Segundo o socialista Manuel Caldeira Cabral, um dos coordenadores do Contrato de Confiança, as 80 medidas anunciadas no sábado valem 830 milhões de euros. O valor, avançado em entrevista ao Diário Económico esta semana, foi uma resposta às acusações dos sociais-democratas de que Seguro não tinha querido quantificar as medidas.

Enquanto a troca de argumentos decorria na praça pública, já o Governo tinha pegado no documento e começado a fazer contas. A ordem imediata foi para que cada um dos ministérios passasse a pente fino as promessas setoriais de Seguro. O trabalho começou logo no início da semana e o resultado condensado em 15 páginas, a que o Observador teve acesso, elenca cinco parcelas que totalizam uma despesa maior do que a avançada por Caldeira Cabral.

Segundo as contas de Passos, a reposição do IVA custa 350 milhões de euros, acabar com a Contribuição de Sustentabilidade (a nova CES) valerá mais 375,1 milhões de euros, o aumento das pensões mais reduzidas, 108 milhões, e a reposição dos níveis do Complemento solidário para idosos e do Rendimento social de inserção 155 milhões de euros. Já a eliminação da sobretaxa de IRS significa, para o Estado, uma despesa de 760 milhões de euros, mas Seguro promete fazê-lo de forma “progressiva”, ao contrário das outras reposições, o que não permite cálculos claros do seu impacto imediato.
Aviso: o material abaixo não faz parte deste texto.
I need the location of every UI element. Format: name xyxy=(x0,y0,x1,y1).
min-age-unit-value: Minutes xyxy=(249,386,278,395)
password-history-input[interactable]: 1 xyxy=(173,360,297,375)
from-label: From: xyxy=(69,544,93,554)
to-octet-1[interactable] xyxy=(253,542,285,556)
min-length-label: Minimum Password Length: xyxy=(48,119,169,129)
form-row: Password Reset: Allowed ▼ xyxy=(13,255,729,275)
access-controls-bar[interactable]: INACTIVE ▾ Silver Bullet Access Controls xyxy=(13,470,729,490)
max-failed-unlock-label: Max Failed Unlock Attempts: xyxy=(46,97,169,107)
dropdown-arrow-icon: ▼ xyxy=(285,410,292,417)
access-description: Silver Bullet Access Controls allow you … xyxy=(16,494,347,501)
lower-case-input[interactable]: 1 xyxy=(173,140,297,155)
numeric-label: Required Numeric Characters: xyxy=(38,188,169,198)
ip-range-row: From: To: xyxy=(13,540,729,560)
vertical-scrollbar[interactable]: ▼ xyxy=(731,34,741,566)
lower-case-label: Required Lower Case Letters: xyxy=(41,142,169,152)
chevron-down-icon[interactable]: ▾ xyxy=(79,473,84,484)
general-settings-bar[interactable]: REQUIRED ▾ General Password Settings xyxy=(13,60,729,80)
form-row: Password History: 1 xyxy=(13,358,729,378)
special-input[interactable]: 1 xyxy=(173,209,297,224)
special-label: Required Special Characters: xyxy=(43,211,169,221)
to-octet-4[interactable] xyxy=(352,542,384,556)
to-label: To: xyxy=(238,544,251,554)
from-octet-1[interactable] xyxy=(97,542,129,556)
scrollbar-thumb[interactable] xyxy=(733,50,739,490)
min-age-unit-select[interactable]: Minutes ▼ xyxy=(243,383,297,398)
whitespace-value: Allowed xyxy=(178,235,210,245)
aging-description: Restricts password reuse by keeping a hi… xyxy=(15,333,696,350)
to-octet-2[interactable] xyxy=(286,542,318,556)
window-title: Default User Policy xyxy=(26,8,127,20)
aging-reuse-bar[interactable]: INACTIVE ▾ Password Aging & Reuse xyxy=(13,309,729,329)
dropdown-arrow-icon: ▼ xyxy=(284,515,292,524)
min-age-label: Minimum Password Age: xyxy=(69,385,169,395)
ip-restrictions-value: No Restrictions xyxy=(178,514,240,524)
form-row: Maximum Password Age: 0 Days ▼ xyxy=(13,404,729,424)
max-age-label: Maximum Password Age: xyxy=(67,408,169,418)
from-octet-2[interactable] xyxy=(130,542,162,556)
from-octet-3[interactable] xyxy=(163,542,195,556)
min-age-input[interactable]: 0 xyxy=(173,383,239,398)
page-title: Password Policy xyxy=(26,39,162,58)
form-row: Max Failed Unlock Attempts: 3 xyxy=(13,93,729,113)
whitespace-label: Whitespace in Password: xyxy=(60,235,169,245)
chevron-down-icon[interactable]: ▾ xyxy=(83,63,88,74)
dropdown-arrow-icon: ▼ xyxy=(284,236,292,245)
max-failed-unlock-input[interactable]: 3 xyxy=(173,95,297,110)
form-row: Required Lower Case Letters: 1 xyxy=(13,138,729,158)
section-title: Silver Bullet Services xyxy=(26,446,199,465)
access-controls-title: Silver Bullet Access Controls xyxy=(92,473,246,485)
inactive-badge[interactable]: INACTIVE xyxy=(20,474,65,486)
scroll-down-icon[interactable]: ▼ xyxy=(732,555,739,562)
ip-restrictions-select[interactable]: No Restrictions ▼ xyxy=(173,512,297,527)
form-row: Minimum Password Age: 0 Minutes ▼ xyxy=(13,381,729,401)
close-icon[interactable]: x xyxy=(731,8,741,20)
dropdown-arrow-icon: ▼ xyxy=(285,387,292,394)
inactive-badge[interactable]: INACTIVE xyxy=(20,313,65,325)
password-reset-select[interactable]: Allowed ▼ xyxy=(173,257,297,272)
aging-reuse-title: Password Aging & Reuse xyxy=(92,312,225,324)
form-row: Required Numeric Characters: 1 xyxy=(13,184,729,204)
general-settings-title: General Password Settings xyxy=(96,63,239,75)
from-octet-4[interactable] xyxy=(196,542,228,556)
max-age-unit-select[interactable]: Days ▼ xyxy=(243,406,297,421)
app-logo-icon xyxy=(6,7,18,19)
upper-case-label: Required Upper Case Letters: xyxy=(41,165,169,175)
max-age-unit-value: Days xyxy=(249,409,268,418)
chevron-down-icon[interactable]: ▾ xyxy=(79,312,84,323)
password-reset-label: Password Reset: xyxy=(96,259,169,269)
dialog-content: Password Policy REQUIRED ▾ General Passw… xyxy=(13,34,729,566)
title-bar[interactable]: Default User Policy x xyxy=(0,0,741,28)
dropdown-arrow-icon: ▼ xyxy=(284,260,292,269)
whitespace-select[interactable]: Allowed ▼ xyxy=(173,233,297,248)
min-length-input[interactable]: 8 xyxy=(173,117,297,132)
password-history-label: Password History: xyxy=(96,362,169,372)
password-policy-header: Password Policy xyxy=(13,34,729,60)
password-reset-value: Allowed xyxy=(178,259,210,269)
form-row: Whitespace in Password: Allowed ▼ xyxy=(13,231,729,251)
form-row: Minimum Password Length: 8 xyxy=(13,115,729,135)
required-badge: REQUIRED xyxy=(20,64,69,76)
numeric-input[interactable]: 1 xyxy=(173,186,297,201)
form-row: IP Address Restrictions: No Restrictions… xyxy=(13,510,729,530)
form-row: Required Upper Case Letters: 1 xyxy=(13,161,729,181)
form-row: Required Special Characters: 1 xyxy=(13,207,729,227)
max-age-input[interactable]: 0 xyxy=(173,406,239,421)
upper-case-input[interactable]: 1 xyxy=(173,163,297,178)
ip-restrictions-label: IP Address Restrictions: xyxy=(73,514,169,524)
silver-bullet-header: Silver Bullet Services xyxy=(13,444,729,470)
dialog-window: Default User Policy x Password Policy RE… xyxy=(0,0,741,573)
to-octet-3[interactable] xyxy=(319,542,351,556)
No documento a que deu o nome de ‘80 propostas do PS comentadas”, o Governo ou faz contas (só em poucos casos o conseguiu), ou classifica como “vago e sem conteúdo” (sobre a intenção dos socialistas em “compensar alguns choques assimétricos“ ou “maior envolvimento das universidades e das redes de inovação”), “ininteligível” (sobre “abertura aos países do Atlântico“), ou anota o que já fez sobre cada uma das áreas. Por exemplo, o Banco de Fomento (apesar de estar atrasado) ou a reforma do IRS (apesar de apenas ter sido um anúncio de intenções para 2015). No fundo, o quadro com comentários serve de argumentário para os próprios membros do Governo.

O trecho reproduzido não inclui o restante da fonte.